Amika explains while she herself is not a medical professional, she works with those in the community like nurses and EMTs to develop and validate the curriculum. She as well as her co-founder are youth organizers and they have witnessed shootings and gun violence all their lives. She is also a mother, her kids being some of the first to be trained, and she believes children are resilient and adaptive. Knowing these skills will be useful in other types of emergencies as well.
Dermatologist Dr. Sonia Batra agrees, saying it’s sad this is the environment we live in and while it’s controversial to expose kids to this type of first aid, they are also, unfortunately, being exposed to the shootings. “We know in medicine that those minutes make a huge difference in saving a life.” She thinks arming kids with this basic knowledge is worthwhile.
Dr. Johnson Cook also grew up surrounded by violence and trauma in urban America and was even on the front lines of 9/11. Her concern is that we need to be cautious of emotions and the spirit that accompanies this trauma. She thinks it is important for the teachers, who are supposed to be the protectors of children, to learn these things so there can be some safe space for children who already grow up too quickly.
Child psychiatrist Dr. Domenick Sportelli also has concerns that children who are under the age of six can’t make cognitive decisions and understand the pros and cons of a situation. Are they able to access the danger and know if it’s safe to intervene?

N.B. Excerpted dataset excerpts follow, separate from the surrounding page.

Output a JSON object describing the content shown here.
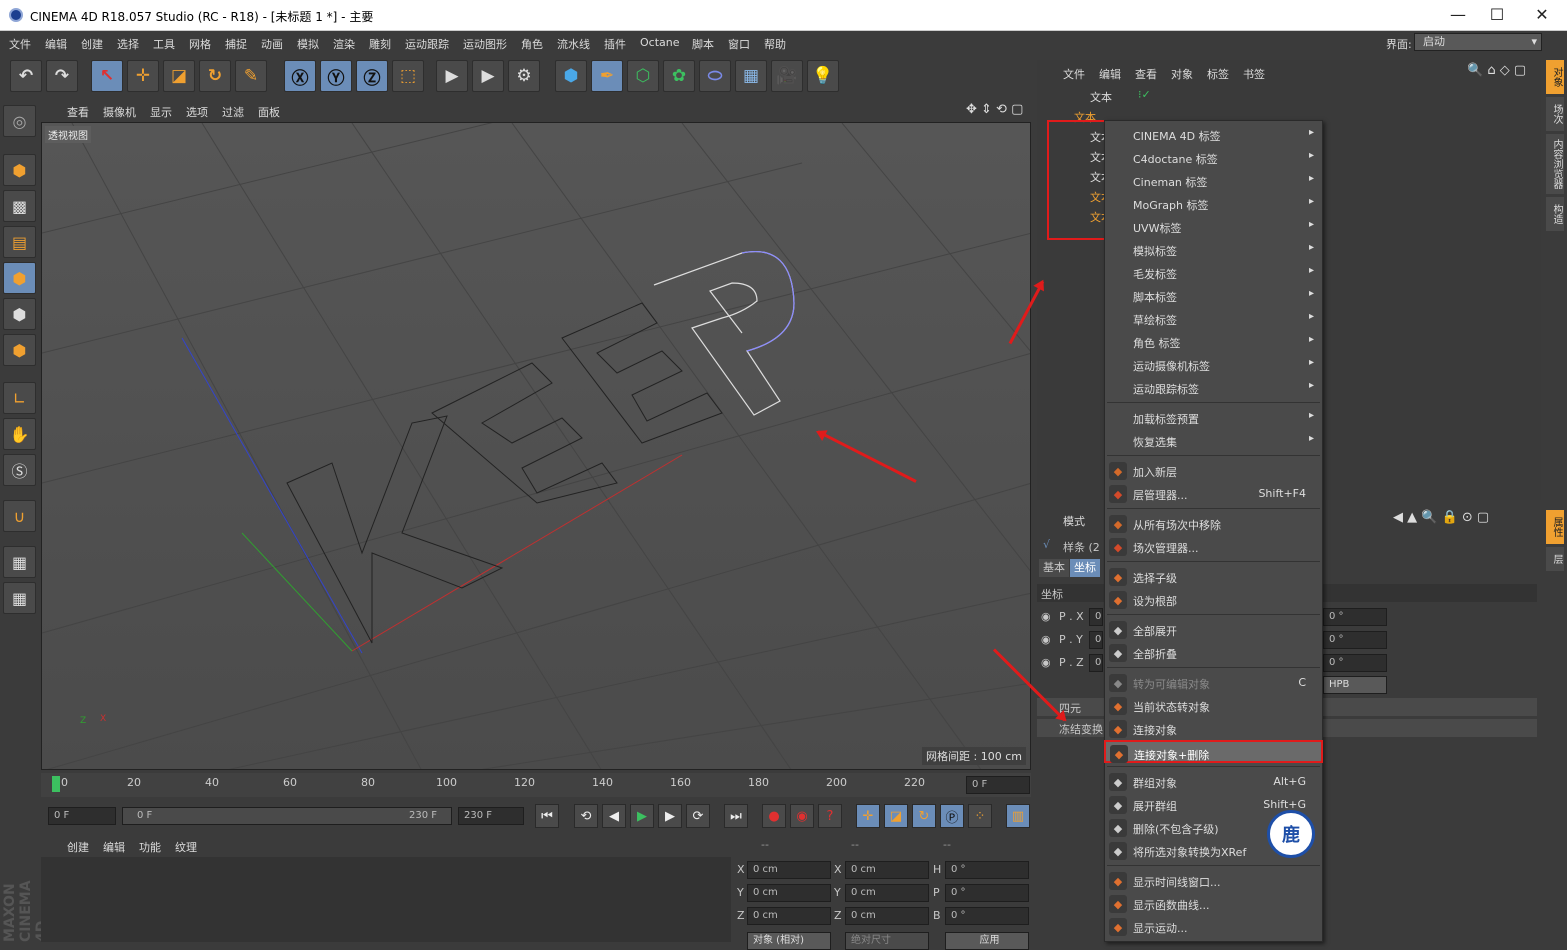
{
  "window": {
    "title": "CINEMA 4D R18.057 Studio (RC - R18) - [未标题 1 *] - 主要"
  },
  "menubar": {
    "items": [
      "文件",
      "编辑",
      "创建",
      "选择",
      "工具",
      "网格",
      "捕捉",
      "动画",
      "模拟",
      "渲染",
      "雕刻",
      "运动跟踪",
      "运动图形",
      "角色",
      "流水线",
      "插件",
      "Octane",
      "脚本",
      "窗口",
      "帮助"
    ],
    "layout_label": "界面:",
    "layout_value": "启动"
  },
  "viewport": {
    "menu": [
      "查看",
      "摄像机",
      "显示",
      "选项",
      "过滤",
      "面板"
    ],
    "label": "透视视图",
    "grid_info": "网格间距 : 100 cm",
    "text_shape": "KEEP"
  },
  "timeline": {
    "ticks": [
      "0",
      "20",
      "40",
      "60",
      "80",
      "100",
      "120",
      "140",
      "160",
      "180",
      "200",
      "220"
    ],
    "current_frame": "0 F"
  },
  "transport": {
    "start": "0 F",
    "range_start": "0 F",
    "range_end": "230 F",
    "end": "230 F"
  },
  "material": {
    "menu": [
      "创建",
      "编辑",
      "功能",
      "纹理"
    ]
  },
  "coords": {
    "headers": [
      "--",
      "--",
      "--"
    ],
    "rows": [
      [
        "X",
        "0 cm",
        "X",
        "0 cm",
        "H",
        "0 °"
      ],
      [
        "Y",
        "0 cm",
        "Y",
        "0 cm",
        "P",
        "0 °"
      ],
      [
        "Z",
        "0 cm",
        "Z",
        "0 cm",
        "B",
        "0 °"
      ]
    ],
    "mode": "对象 (相对)",
    "size_mode": "绝对尺寸",
    "apply": "应用"
  },
  "object_manager": {
    "menu": [
      "文件",
      "编辑",
      "查看",
      "对象",
      "标签",
      "书签"
    ],
    "rows": [
      "文本",
      "文本",
      "文本",
      "文本",
      "文本",
      "文本",
      "文本"
    ]
  },
  "attributes": {
    "menu": [
      "模式"
    ],
    "object": "样条 (2",
    "tabs": [
      "基本",
      "坐标"
    ],
    "section": "坐标",
    "rows": [
      "P . X",
      "P . Y",
      "P . Z"
    ],
    "value": "0",
    "rot_values": [
      "0 °",
      "0 °",
      "0 °"
    ],
    "order": "HPB",
    "quat": "四元",
    "freeze": "冻结变换"
  },
  "right_tabs": [
    "对象",
    "场次",
    "内容浏览器",
    "构造",
    "属性",
    "层"
  ],
  "context_menu": {
    "items": [
      {
        "label": "CINEMA 4D 标签",
        "arrow": "▸",
        "icon": "",
        "color": ""
      },
      {
        "label": "C4doctane 标签",
        "arrow": "▸",
        "icon": "",
        "color": ""
      },
      {
        "label": "Cineman 标签",
        "arrow": "▸",
        "icon": "",
        "color": ""
      },
      {
        "label": "MoGraph 标签",
        "arrow": "▸",
        "icon": "",
        "color": ""
      },
      {
        "label": "UVW标签",
        "arrow": "▸",
        "icon": "",
        "color": ""
      },
      {
        "label": "模拟标签",
        "arrow": "▸",
        "icon": "",
        "color": ""
      },
      {
        "label": "毛发标签",
        "arrow": "▸",
        "icon": "",
        "color": ""
      },
      {
        "label": "脚本标签",
        "arrow": "▸",
        "icon": "",
        "color": ""
      },
      {
        "label": "草绘标签",
        "arrow": "▸",
        "icon": "",
        "color": ""
      },
      {
        "label": "角色 标签",
        "arrow": "▸",
        "icon": "",
        "color": ""
      },
      {
        "label": "运动摄像机标签",
        "arrow": "▸",
        "icon": "",
        "color": ""
      },
      {
        "label": "运动跟踪标签",
        "arrow": "▸",
        "icon": "",
        "color": ""
      },
      {
        "label": "加载标签预置",
        "arrow": "▸",
        "icon": "",
        "color": ""
      },
      {
        "label": "恢复选集",
        "arrow": "▸",
        "icon": "",
        "color": ""
      },
      {
        "label": "加入新层",
        "icon": "layer-add-icon",
        "color": "#d46a2a"
      },
      {
        "label": "层管理器...",
        "shortcut": "Shift+F4",
        "icon": "layer-manager-icon",
        "color": "#d44a2a"
      },
      {
        "label": "从所有场次中移除",
        "icon": "take-remove-icon",
        "color": "#d46a2a"
      },
      {
        "label": "场次管理器...",
        "icon": "take-manager-icon",
        "color": "#d44a2a"
      },
      {
        "label": "选择子级",
        "icon": "select-children-icon",
        "color": "#e07030"
      },
      {
        "label": "设为根部",
        "icon": "set-root-icon",
        "color": "#e07030"
      },
      {
        "label": "全部展开",
        "icon": "expand-all-icon",
        "color": "#cccccc"
      },
      {
        "label": "全部折叠",
        "icon": "collapse-all-icon",
        "color": "#cccccc"
      },
      {
        "label": "转为可编辑对象",
        "shortcut": "C",
        "disabled": true,
        "icon": "make-editable-icon",
        "color": "#888888"
      },
      {
        "label": "当前状态转对象",
        "icon": "current-state-icon",
        "color": "#e07030"
      },
      {
        "label": "连接对象",
        "icon": "connect-icon",
        "color": "#e07030"
      },
      {
        "label": "连接对象+删除",
        "icon": "connect-delete-icon",
        "color": "#e07030",
        "highlight": true
      },
      {
        "label": "群组对象",
        "shortcut": "Alt+G",
        "icon": "group-icon",
        "color": "#cccccc"
      },
      {
        "label": "展开群组",
        "shortcut": "Shift+G",
        "icon": "ungroup-icon",
        "color": "#cccccc"
      },
      {
        "label": "删除(不包含子级)",
        "icon": "delete-icon",
        "color": "#cccccc"
      },
      {
        "label": "将所选对象转换为XRef",
        "icon": "xref-icon",
        "color": "#cccccc"
      },
      {
        "label": "显示时间线窗口...",
        "icon": "timeline-icon",
        "color": "#e07030"
      },
      {
        "label": "显示函数曲线...",
        "icon": "fcurve-icon",
        "color": "#e07030"
      },
      {
        "label": "显示运动...",
        "icon": "motion-icon",
        "color": "#e07030"
      }
    ]
  },
  "badge": {
    "text": "鹿"
  },
  "colors": {
    "highlight_box": "#e01b1b",
    "bg": "#3b3b3b",
    "viewport": "#505050",
    "accent": "#f0a030"
  }
}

Youth development expert Dr. Deborah Gilboa understands the concern and highlights that if a child is going to be in this unfortunate circumstance, she thinks the real damage is feeling hopeless while a classmate or friend bleeds out. Giving them some control will build resilience and she says may even have a psychological positive impact.
The Doctors note, ideally, an adult will be there to assist a victim and these skills are taught for situations when there is no other option. Dr. Johnson Cook wants to make sure that safety is a factor that does not get dismissed. It’s important for children to be taught to intervene only when it is safe for them to do so.
Amika shares many parents have been supportive of their program and have invited them into schools and community groups to teach both the young and old these basic skills. It seems The Doctors viewers are also in favor of a program like this one. When polled, 48,000 responded and of them, 88% said yes, we should teach our kids to treat gunshot wounds in this type of scenario.